Um filme como Consuella mostra a relevância de personagens como ela, que desafiaram as normas e as regras, embora haja um certo glamour. Consuella fez parte, digamos assim, daquele universo das travestis como Jane Di Castro e Rogéria, que foram para Europa e voltavam bem glamourizadas, quase cópias de grandes atrizes de cinema. Então, há uma exibição de um certo luxo. Mas, mesmo assim, elas foram muito importantes, porque as travestis, as mulheres trans e os gays eram perseguidos e elas sempre foram muito mais discriminadas, sempre sofreram muito. E, de alguma forma, Consuella não tinha essa pretensão política, mas a sua existência já era política, no sentido de desafiar as normas, de se impor na sociedade, de não levar desaforo pra casa, porque não era fácil sair na rua de dia, em uma época em que travesti só saía depois das seis da noite.

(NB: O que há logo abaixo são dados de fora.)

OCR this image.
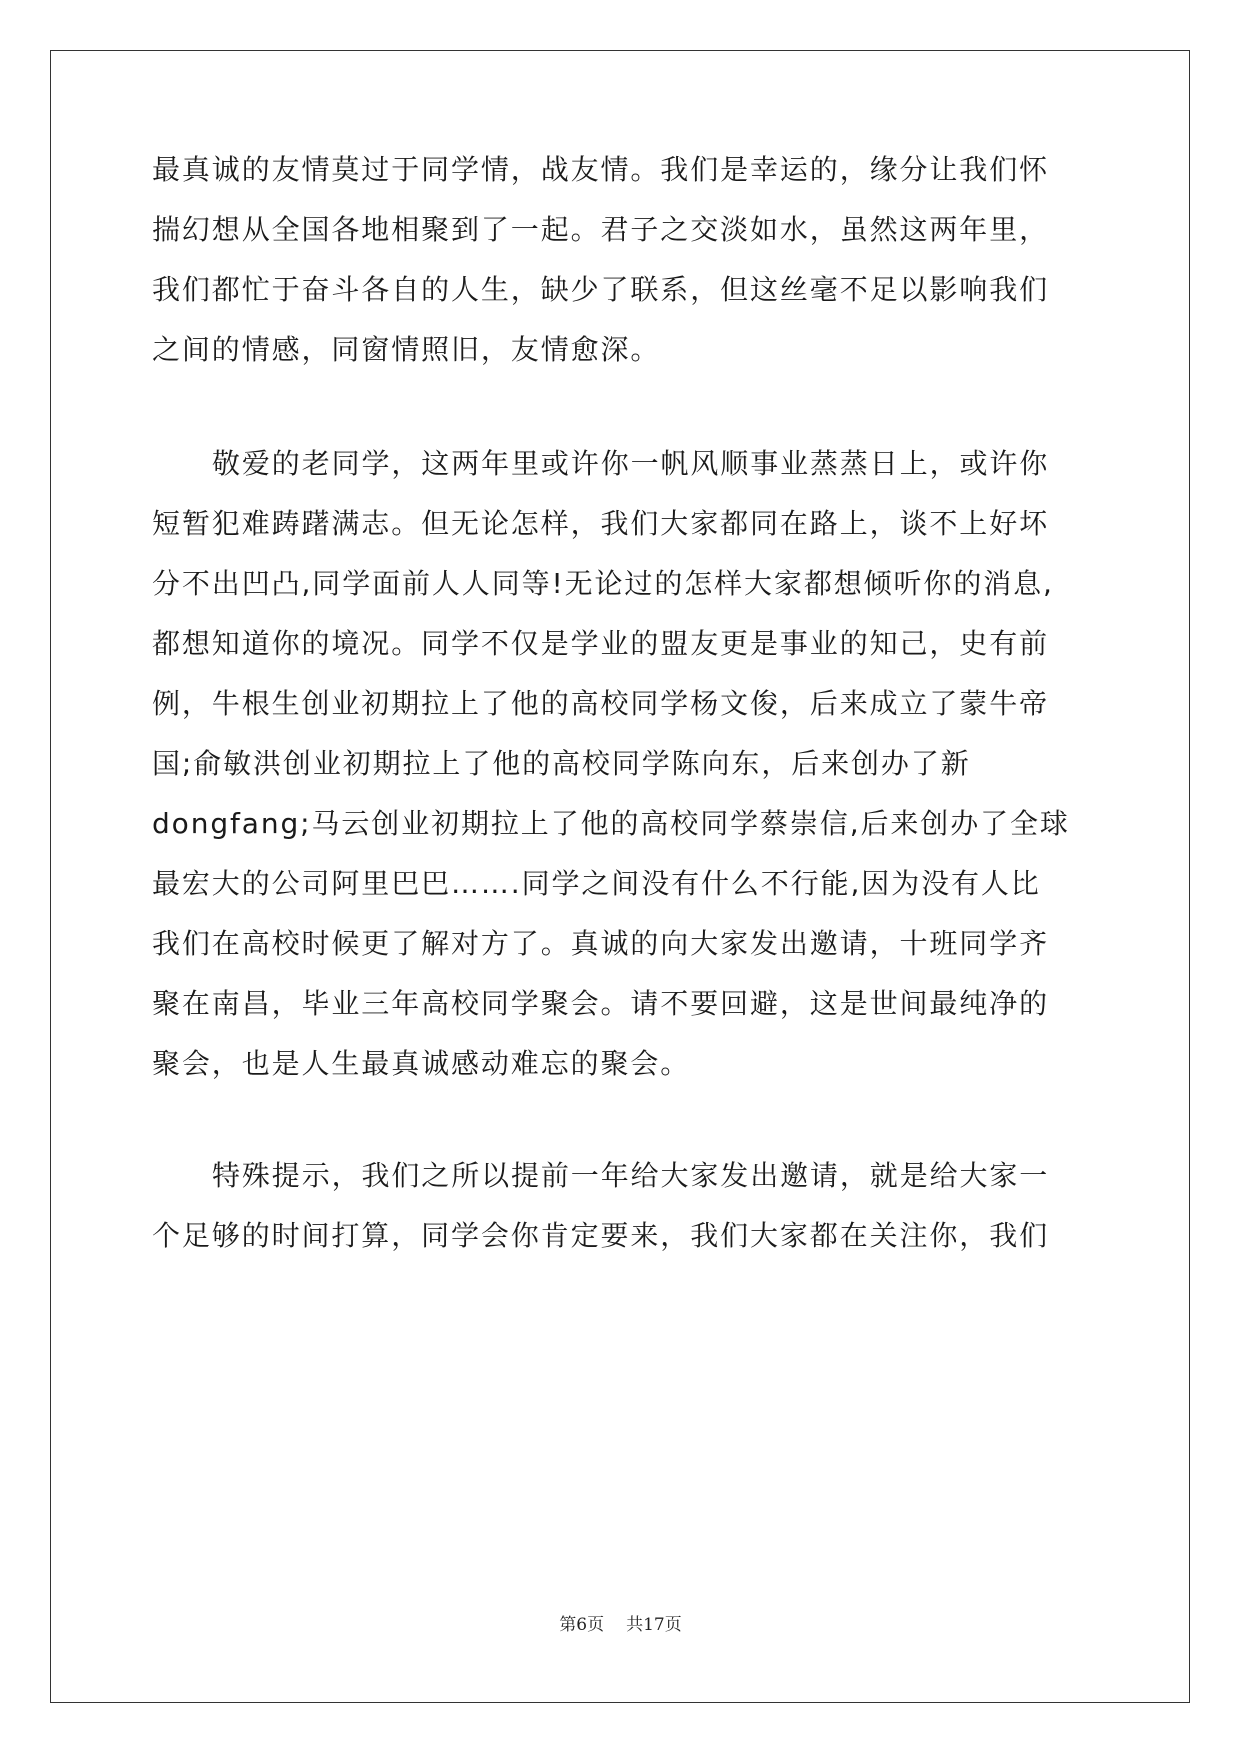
最真诚的友情莫过于同学情，战友情。我们是幸运的，缘分让我们怀
揣幻想从全国各地相聚到了一起。君子之交淡如水，虽然这两年里，
我们都忙于奋斗各自的人生，缺少了联系，但这丝毫不足以影响我们
之间的情感，同窗情照旧，友情愈深。
敬爱的老同学，这两年里或许你一帆风顺事业蒸蒸日上，或许你
短暂犯难踌躇满志。但无论怎样，我们大家都同在路上，谈不上好坏
分不出凹凸,同学面前人人同等!无论过的怎样大家都想倾听你的消息,
都想知道你的境况。同学不仅是学业的盟友更是事业的知己，史有前
例，牛根生创业初期拉上了他的高校同学杨文俊，后来成立了蒙牛帝
国;俞敏洪创业初期拉上了他的高校同学陈向东，后来创办了新
dongfang;马云创业初期拉上了他的高校同学蔡崇信,后来创办了全球
最宏大的公司阿里巴巴…….同学之间没有什么不行能,因为没有人比
我们在高校时候更了解对方了。真诚的向大家发出邀请，十班同学齐
聚在南昌，毕业三年高校同学聚会。请不要回避，这是世间最纯净的
聚会，也是人生最真诚感动难忘的聚会。
特殊提示，我们之所以提前一年给大家发出邀请，就是给大家一
个足够的时间打算，同学会你肯定要来，我们大家都在关注你，我们
第6页 共17页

Tudo isso inspirou as outras e contribuiu para as mudanças que a gente vê posteriormente. Então retratar isso é importante paras novas gerações de travestis e mulheres trans, que estão lutando e brigando por um espaço. E acredito que é uma forma de estimulá-las a fazer os filmes e não eu. Para elas serem protagonistas das suas próprias obras, não serem simplesmente personagens.